Sie hat ihn zum ersten Treffen eine Stunde(!) lang warten lassen, und der Typ hat sie am Ende sogar geheiratet? Respekt, die Dame muss ein echt toller Mensch sein, oder reich oder so etwas. Ich selber empfinde Verspätungen von mehr als 10 Minuten, ohne Anruf oder Erklärung, als Unverschämtheit und hätte aus dem Zusammenhang geschlossen, dass ich der Dame wohl doch nicht so mega wichtig bin. Spätestens nach einer halben Stunde wäre ich heimgegangen. Ich mache mich doch nicht zum Hampelmann, nur weil andere Leute zu dumm sind, ihre Zeit richtig einzuteilen.

Man merkt also, mir ist Pünktlichkeit sehr wichtig, weil sie für mich eine Form von Respekt darstellt. Keiner von uns hat normalerweise so viel Freizeit, dass es ihm nichts ausmacht, eine Stunde lang untätig die Wand anzustarren, und zu hoffen, dass derjenige welche dieses Mal nicht ganz so unpünktlich ist wie sonst. Wenn jemand nicht gerade im Stau steht, sondern daheim noch die Fische füttern, die Wäsche waschen, die Nägel neu lackieren oder die Wischerblätter des Autos austauschen musste, schließe ich daraus, dass ich in der Prioritätenliste dieser Person extrem weit hinten stehe und es ihr relativ egal ist, dass ich Zeit, Energie und Umstände auf mich nehme, um Zeit mit ihr zu verbringen. Wenn dies meinem Gegenüber offensichtlich egal ist, kann ich mir die Mühe schließlich auch sparen.
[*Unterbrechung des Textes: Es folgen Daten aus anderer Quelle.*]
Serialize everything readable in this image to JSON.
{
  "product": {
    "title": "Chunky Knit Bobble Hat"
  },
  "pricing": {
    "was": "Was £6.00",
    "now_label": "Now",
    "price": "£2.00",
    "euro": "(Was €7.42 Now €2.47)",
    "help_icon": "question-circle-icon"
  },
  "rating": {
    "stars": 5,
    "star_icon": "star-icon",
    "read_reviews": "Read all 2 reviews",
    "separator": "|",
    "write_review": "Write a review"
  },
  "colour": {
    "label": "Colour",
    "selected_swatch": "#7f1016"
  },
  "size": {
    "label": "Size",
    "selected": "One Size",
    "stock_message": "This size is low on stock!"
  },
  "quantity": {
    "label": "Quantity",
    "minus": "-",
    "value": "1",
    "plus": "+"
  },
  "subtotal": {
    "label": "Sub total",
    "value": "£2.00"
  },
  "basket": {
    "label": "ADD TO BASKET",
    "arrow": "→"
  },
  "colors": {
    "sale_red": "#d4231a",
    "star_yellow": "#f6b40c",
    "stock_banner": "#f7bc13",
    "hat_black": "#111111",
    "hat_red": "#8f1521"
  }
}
Ich finde es auch kindisch und albern, wenn man Leute mit allen möglichen Tricks zu scheinbarer Pünktlichkeit bewegen möchte, weil man weiß, dass sie immer mindestens eine Stunde zu spät kommen. Dann werden sie über Termine und Uhrzeiten belogen oder es wird die Uhr verstellt oder was weiß ich. Bevor ich mich so zum Babysitter machen würde, würde ich es eher darauf ankommen lassen, dass die Person sich ein paar Mal so richtig blamiert. Also nein, Unpünktlichkeit bleibt für mich Unpünktlichkeit, auch wenn man die Uhr danach stellen kann.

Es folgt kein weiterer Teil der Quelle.